Xavier Rolet, who was due to leave by the end of 2018, said he had been asked by the board to bring forward his departure after “unwelcome publicity” following the announcement last month of plans for his exit.
He will pocket a maximum package of nearly £13m as he goes on a 12-month period of “gardening leave”.
The initial plans for Mr Rolet’s departure had sparked objections from an activist investor, The Children’s Investment Fund Management (TCI), that wanted him to stay and was instead calling for chairman Donald Brydon to go.
On Tuesday, Bank of England governor Mark Carney said he was “mystified” by the dispute and said it was “in the interest of all parties that clarity is provided as soon as possible”.

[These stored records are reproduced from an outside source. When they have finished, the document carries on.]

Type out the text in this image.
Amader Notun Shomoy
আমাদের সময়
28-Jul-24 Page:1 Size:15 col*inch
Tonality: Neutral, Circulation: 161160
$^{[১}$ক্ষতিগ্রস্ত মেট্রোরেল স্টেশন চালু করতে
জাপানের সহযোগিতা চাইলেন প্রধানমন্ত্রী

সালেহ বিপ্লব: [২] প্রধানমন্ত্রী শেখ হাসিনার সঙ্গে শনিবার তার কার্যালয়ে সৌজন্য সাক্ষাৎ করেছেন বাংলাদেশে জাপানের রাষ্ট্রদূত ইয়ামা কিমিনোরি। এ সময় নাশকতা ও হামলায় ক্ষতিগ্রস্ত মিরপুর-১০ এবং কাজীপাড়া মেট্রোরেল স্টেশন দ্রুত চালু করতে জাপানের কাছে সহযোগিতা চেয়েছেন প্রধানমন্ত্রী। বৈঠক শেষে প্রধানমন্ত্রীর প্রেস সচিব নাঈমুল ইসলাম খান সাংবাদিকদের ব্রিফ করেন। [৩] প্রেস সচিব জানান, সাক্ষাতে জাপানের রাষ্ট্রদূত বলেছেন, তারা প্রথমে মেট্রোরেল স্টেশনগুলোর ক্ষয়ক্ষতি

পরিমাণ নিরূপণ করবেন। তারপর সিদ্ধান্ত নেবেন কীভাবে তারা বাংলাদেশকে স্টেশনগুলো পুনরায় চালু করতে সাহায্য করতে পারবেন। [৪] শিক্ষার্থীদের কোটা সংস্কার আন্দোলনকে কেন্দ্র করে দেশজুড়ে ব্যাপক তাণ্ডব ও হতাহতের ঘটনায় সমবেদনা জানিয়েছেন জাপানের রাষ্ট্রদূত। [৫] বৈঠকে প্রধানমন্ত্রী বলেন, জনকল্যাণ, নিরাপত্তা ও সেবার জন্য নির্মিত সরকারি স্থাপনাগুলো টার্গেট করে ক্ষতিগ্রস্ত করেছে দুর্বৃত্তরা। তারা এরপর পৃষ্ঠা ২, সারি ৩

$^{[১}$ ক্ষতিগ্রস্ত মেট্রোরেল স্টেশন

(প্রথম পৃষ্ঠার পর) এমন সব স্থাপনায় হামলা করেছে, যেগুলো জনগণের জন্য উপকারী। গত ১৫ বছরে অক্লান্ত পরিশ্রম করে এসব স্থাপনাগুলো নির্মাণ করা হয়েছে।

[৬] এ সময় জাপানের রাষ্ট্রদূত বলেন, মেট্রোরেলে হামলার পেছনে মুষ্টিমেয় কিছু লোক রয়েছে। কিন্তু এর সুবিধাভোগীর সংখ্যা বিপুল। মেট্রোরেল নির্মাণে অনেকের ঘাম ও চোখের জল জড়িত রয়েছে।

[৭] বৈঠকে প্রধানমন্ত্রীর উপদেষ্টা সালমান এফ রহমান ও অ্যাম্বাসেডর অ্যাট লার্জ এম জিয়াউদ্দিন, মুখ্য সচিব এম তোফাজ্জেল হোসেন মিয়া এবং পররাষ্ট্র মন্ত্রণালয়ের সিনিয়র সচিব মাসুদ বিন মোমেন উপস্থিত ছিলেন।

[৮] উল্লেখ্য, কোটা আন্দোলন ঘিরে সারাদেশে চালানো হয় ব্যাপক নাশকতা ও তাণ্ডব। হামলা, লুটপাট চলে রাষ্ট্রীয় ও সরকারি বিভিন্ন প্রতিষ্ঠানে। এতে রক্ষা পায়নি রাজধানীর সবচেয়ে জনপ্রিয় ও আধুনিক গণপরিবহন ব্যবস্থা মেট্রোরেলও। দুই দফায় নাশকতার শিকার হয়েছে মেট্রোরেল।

Around 24 hours later, Mr Rolet is gone and the LSE group said Mr Brydon would not be standing for re-election at its annual general meeting in 2019 as the group seeks “a new team at the helm to steer the future progress of the company”.

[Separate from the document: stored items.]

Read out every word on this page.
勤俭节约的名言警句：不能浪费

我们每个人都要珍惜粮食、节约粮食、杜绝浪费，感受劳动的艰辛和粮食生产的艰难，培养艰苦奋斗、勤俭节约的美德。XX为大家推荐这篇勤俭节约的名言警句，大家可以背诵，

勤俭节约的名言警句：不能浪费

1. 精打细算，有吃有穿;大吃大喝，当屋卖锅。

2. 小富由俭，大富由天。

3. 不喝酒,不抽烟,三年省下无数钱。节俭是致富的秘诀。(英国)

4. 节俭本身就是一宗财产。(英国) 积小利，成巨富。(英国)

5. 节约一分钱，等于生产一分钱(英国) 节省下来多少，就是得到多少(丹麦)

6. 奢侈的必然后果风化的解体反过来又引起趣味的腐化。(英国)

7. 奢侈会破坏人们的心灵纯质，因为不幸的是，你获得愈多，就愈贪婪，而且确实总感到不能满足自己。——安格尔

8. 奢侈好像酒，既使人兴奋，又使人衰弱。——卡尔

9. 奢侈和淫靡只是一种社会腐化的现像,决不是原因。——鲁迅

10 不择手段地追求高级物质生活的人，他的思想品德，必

Shares were 2% lower in early trading.
Finance director David Warren has been asked to step in as interim chief executive until a successor to Mr Rolet is appointed.
Image: Mark Carney had asked for clarity over Mr Rolet’s planned departure
Mr Rolet said: “Since the announcement of my future departure on 19 October, there has been a great deal of unwelcome publicity, which has not been helpful to the company.

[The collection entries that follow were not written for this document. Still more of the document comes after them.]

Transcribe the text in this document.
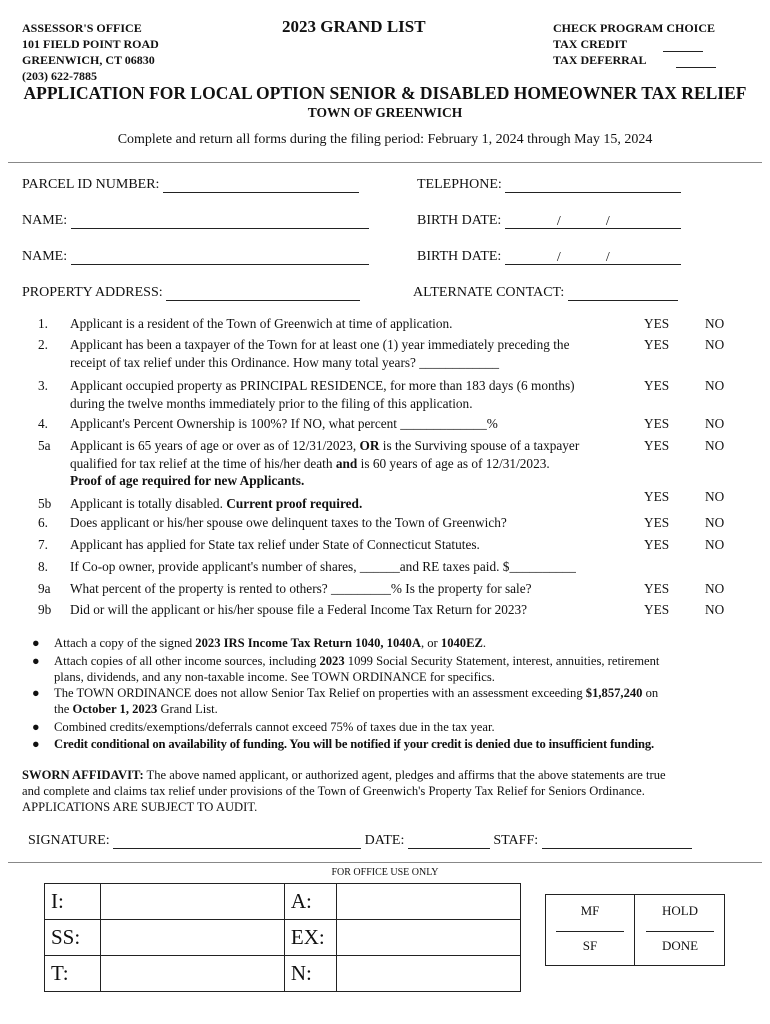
ASSESSOR'S OFFICE
101 FIELD POINT ROAD
GREENWICH, CT 06830
(203) 622-7885
2023 GRAND LIST	CHECK PROGRAM CHOICE
TAX CREDIT
TAX DEFERRAL
APPLICATION FOR LOCAL OPTION SENIOR & DISABLED HOMEOWNER TAX RELIEF
TOWN OF GREENWICH
Complete and return all forms during the filing period: February 1, 2024 through May 15, 2024
PARCEL ID NUMBER:	TELEPHONE:
NAME:	BIRTH DATE:	/	/
NAME:	BIRTH DATE:	/	/
PROPERTY ADDRESS:	ALTERNATE CONTACT:
1.	Applicant is a resident of the Town of Greenwich at time of application.	YES	NO
2.	Applicant has been a taxpayer of the Town for at least one (1) year immediately preceding the
receipt of tax relief under this Ordinance. How many total years? ____________
YES	NO
3.	Applicant occupied property as PRINCIPAL RESIDENCE, for more than 183 days (6 months)
during the twelve months immediately prior to the filing of this application.
YES	NO
4.	Applicant's Percent Ownership is 100%? If NO, what percent _____________%	YES	NO
5a	Applicant is 65 years of age or over as of 12/31/2023, OR is the Surviving spouse of a taxpayer
qualified for tax relief at the time of his/her death and is 60 years of age as of 12/31/2023.
Proof of age required for new Applicants.
YES	NO
5b	Applicant is totally disabled. Current proof required.	YES	NO
6.	Does applicant or his/her spouse owe delinquent taxes to the Town of Greenwich?	YES	NO
7.	Applicant has applied for State tax relief under State of Connecticut Statutes.	YES	NO
8.	If Co-op owner, provide applicant's number of shares, ______and RE taxes paid. $__________
9a	What percent of the property is rented to others? _________% Is the property for sale?	YES	NO
9b	Did or will the applicant or his/her spouse file a Federal Income Tax Return for 2023?	YES	NO
● Attach a copy of the signed 2023 IRS Income Tax Return 1040, 1040A, or 1040EZ.
● Attach copies of all other income sources, including 2023 1099 Social Security Statement, interest, annuities, retirement
plans, dividends, and any non-taxable income. See TOWN ORDINANCE for specifics.
● The TOWN ORDINANCE does not allow Senior Tax Relief on properties with an assessment exceeding $1,857,240 on
the October 1, 2023 Grand List.
● Combined credits/exemptions/deferrals cannot exceed 75% of taxes due in the tax year.
● Credit conditional on availability of funding. You will be notified if your credit is denied due to insufficient funding.
SWORN AFFIDAVIT: The above named applicant, or authorized agent, pledges and affirms that the above statements are true
and complete and claims tax relief under provisions of the Town of Greenwich's Property Tax Relief for Seniors Ordinance.
APPLICATIONS ARE SUBJECT TO AUDIT.
SIGNATURE:	DATE:	STAFF:
FOR OFFICE USE ONLY
I:		A:	
SS:		EX:	
T:		N:	
MF	HOLD
SF	DONE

“At the request of the board, I have agreed to step down as CEO with immediate effect.
“I will not be returning to the office of CEO or director under any circumstances.
“I am proud of what we have achieved during the past eight and a half years.”
Mr Brydon reiterated his tribute to Mr Rolet’s “immense – indeed transformative – contribution to the business” and said the company would “continue to prosper” under its interim boss Mr Warren.
Mr Rolet has led the LSE group since 2009 and embarked on a series of acquisitions, including the takeover of US stock index Frank Russell, as its market value grew from £800m to nearly £14bn.
The LSE said the Bank of England and the City regulator, the Financial Conduct Authority, had been kept informed of the succession planning process and “kept up to date in the period leading up to the publication of this announcement”.
TCI, which owns more than 5% of the LSE, had demanded a shareholder vote calling for the removal of Mr Brydon and for Mr Rolet to stay on until 2021.
The hedge fund’s boss Sir Christopher Hohn said he had received “no satisfactory answer” from the chairman about the reasons for Mr Rolet’s departure.
Sky News revealed earlier this week that City grandee Sir Simon Robertson, a former deputy chairman of HSBC, had been drafted in to try to mediate.
The LSE said on Wednesday that in the light of Mr Rolet’s immediate departure it had asked for the investor to withdraw the demand.
Mr Rolet will receive his full £800,000 salary plus an annual bonus of up to £1.8m and share awards that could be worth just over £10m at the group’s current price.